La gente a la que había llamado ya debería estar allí. De hecho, oía a alguien más moverse entre las sombras. No bastaba con aquel estanque de luz amarillenta en el rincón de la nave. Necesitaban más luz.

—No lo he visto.

—Sólo era entrar y salir, ¿eh? —se burló Falcone—. ¡Por amor de Dios! Conoce este lugar como la palma de su mano. Se nos ha ido. Tiene que haberse ido.

Nic no contestó. Estaba intentando pensar. Un minuto, le había dicho ella. Sólo un instante para hablar con él, para salvarlo. Aunque la única explicación que cabía era que ya hubieran hablado aquel mismo día. ¿Quedaba algo por decir en realidad?

—Y tú… —continuó Falcone, dándole con el índice en el hombro—, no podías mantenerte al margen, ¿verdad?

—Creo que debería reconsiderar su posición, señor —contestó, mirándole a los ojos. Estaba pálido—. Ahora ya no puede seguir con todo esto porque terminaría sabiéndose.

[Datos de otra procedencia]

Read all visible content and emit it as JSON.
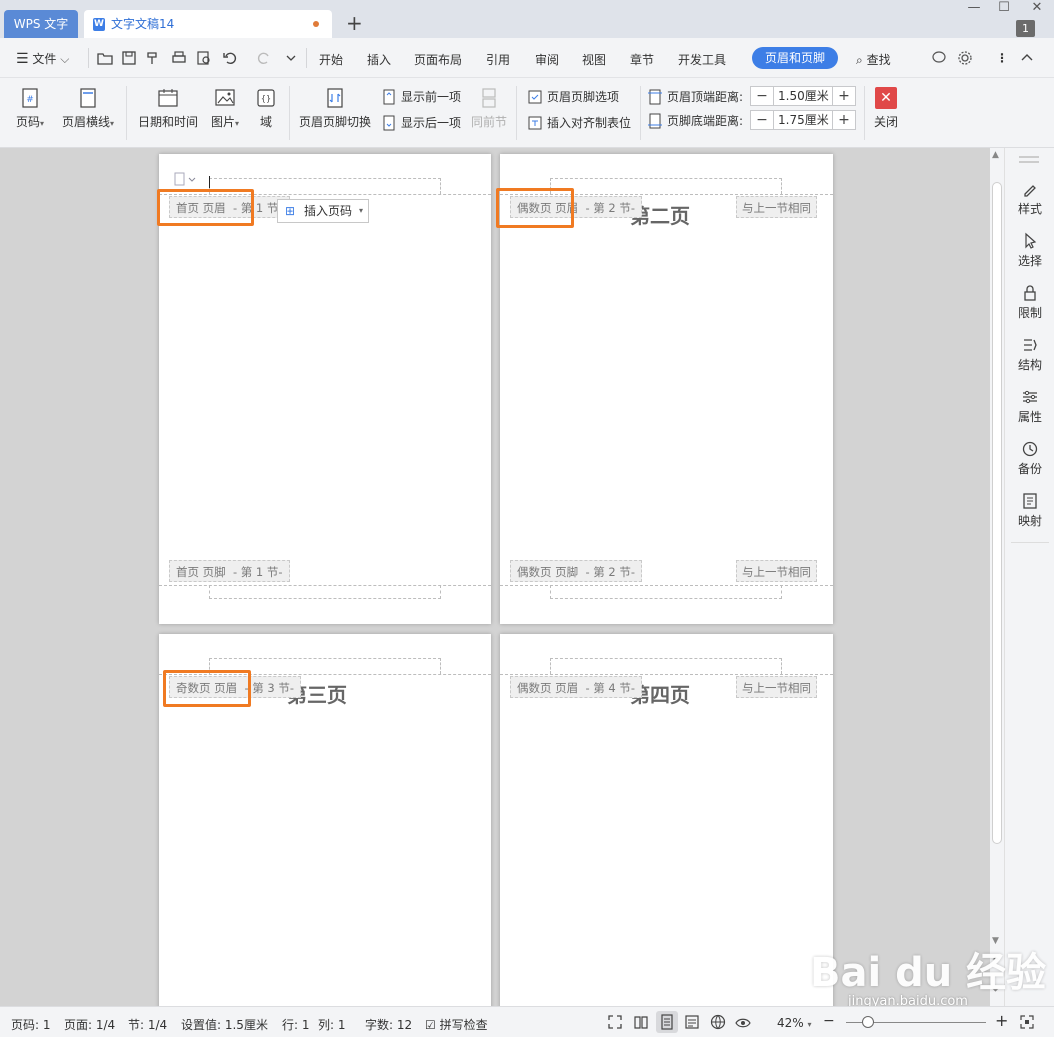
{
  "titlebar": {
    "app_tab": "WPS 文字",
    "doc_tab": "文字文稿14",
    "doc_icon": "W",
    "new_tab": "+",
    "page_badge": "1"
  },
  "menubar": {
    "file": "文件",
    "items": [
      "开始",
      "插入",
      "页面布局",
      "引用",
      "审阅",
      "视图",
      "章节",
      "开发工具"
    ],
    "active": "页眉和页脚",
    "search": "查找"
  },
  "ribbon": {
    "page_number": "页码",
    "header_line": "页眉横线",
    "date_time": "日期和时间",
    "picture": "图片",
    "field": "域",
    "switch_hf": "页眉页脚切换",
    "show_prev": "显示前一项",
    "show_next": "显示后一项",
    "same_as_prev": "同前节",
    "hf_options": "页眉页脚选项",
    "insert_align_tab": "插入对齐制表位",
    "header_top_label": "页眉顶端距离:",
    "header_top_value": "1.50厘米",
    "footer_bottom_label": "页脚底端距离:",
    "footer_bottom_value": "1.75厘米",
    "close": "关闭"
  },
  "pages": {
    "p1": {
      "header_tag": "首页 页眉",
      "header_section": "- 第 1 节-",
      "footer_tag": "首页 页脚",
      "footer_section": "- 第 1 节-",
      "insert_page_number": "插入页码"
    },
    "p2": {
      "title": "第二页",
      "header_tag": "偶数页 页眉",
      "header_section": "- 第 2 节-",
      "same_as_prev": "与上一节相同",
      "footer_tag": "偶数页 页脚",
      "footer_section": "- 第 2 节-",
      "footer_same": "与上一节相同"
    },
    "p3": {
      "title": "第三页",
      "header_tag": "奇数页 页眉",
      "header_section": "- 第 3 节-"
    },
    "p4": {
      "title": "第四页",
      "header_tag": "偶数页 页眉",
      "header_section": "- 第 4 节-",
      "same_as_prev": "与上一节相同"
    }
  },
  "right_panel": [
    "样式",
    "选择",
    "限制",
    "结构",
    "属性",
    "备份",
    "映射"
  ],
  "statusbar": {
    "page_no": "页码: 1",
    "pages": "页面: 1/4",
    "section": "节: 1/4",
    "setting": "设置值: 1.5厘米",
    "row": "行: 1",
    "col": "列: 1",
    "words": "字数: 12",
    "spell": "拼写检查",
    "zoom": "42%",
    "zoom_level": 0.42
  },
  "watermark": {
    "logo": "Bai du 经验",
    "url": "jingyan.baidu.com"
  },
  "colors": {
    "accent": "#3d7ee6",
    "highlight": "#f07a22",
    "apptab": "#5a8ad6",
    "close_red": "#e04848"
  }
}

—¿Y a mí qué me importa mi posición? —bramó—. ¡A la mierda todo!

En un abrir y cerrar de ojos, sacó unas esposas, colocó una en la muñeca de Fosse y la otra la cerró sobre la barandilla. Costa miró a Fosse. Estaba asustado.

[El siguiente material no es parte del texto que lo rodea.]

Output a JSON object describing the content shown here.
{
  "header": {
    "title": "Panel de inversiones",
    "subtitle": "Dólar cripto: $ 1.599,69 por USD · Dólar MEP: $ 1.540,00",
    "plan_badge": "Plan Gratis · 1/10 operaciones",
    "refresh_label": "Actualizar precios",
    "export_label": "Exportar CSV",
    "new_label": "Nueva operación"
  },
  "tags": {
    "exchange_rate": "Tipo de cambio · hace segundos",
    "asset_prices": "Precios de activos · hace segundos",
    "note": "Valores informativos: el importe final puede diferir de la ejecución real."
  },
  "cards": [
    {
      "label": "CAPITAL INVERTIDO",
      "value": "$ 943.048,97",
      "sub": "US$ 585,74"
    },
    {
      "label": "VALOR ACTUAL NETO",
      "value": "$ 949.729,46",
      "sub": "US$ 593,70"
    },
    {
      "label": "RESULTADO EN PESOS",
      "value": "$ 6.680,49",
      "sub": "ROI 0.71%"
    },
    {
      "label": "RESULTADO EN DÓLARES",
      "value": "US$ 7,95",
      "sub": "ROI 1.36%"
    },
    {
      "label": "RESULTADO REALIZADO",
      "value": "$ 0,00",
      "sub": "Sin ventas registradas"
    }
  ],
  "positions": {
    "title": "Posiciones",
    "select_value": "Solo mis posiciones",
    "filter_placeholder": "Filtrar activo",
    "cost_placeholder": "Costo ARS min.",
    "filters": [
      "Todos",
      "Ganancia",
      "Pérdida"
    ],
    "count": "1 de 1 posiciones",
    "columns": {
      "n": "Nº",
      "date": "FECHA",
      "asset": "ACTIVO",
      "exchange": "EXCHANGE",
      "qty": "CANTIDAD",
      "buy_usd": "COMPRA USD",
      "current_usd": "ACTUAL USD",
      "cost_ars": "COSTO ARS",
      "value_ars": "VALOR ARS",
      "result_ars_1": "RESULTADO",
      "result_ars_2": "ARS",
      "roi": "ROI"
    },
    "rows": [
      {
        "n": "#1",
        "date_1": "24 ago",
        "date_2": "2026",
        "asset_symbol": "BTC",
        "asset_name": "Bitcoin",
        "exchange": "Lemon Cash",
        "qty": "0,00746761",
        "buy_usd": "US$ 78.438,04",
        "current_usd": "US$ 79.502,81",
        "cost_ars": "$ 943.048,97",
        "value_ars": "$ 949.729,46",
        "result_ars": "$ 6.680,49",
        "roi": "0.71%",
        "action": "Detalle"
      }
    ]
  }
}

—Este cerdo ha matado a tu compañero —continuó Fosse, agarrando a Costa por un brazo y escupiéndole las palabras a la cara—. Nos vamos, chaval. Ya hemos terminado aquí.

El cuadro seguía resplandeciendo en la pared, y no podía despegar la mirada de la figura que ocupaba el segundo plano: era Caravaggio quien presenciaba el asesinato fruto de su propia imaginación y quien compadecía a la víctima que sangraba en el suelo y al asesino a quien el destino había concedido el papel de ejecutor de su muerte.

Falcone le arrastraba tirando de él por un brazo y Nic reaccionó por fin.

—¡Por Dios! —gritó Falcone, lanzándole contra un pilar—. ¡Quiero que te apartes del peligro, Nic! No quiero más hombres muertos en mi conciencia.

—No —contestó Nic sin alzar la voz—. No puedo permitir que ocurra.

Había más gente moviéndose en la negrura. Quizás fueran los hombres que esperaba Falcone, o quizás no. Creyó oír la voz de Teresa Lupo seguida del fulgor de un flash. La gente empezaba a gritar. En el extremo opuesto de la iglesia se encendieron de pronto las luces, y luego lo hicieron largas filas de bombillas que pendían del techo. Alguien debía haber encontrado los interruptores.

Miró a Falcone y lo encontró buscando rápidamente en torno suyo, intentando encontrarle explicación a lo que estaba pasando.

—Esto tiene que parar —dijo Nic, soltándose por fin para echar a correr. Allí estaban. Eran dos hombres que sacaban algo de la chaqueta, y Nic llegó justo a tiempo de interponerse entre ellos y Gino Fosse. Dos armas brillaron en el débil resplandor. Nic tuvo que arrancar la mirada de las dos figuras de la pared: la víctima, con su túnica blanca llena de sangre, y el atacante, furioso y desnudo.

Se oyó un ruido que podría provenir de la furibunda tormenta, seguido de un fogonazo tan intenso que le provocó un dolor agudo detrás de los ojos. Nic volvió a contemplar la imagen de la pared: un hombre joven y barbado que contemplaba entre sorprendido y angustiado la imagen sangrienta y casi real que había creado. Luego su rostro se oscureció y con él la luz que engendra la vida.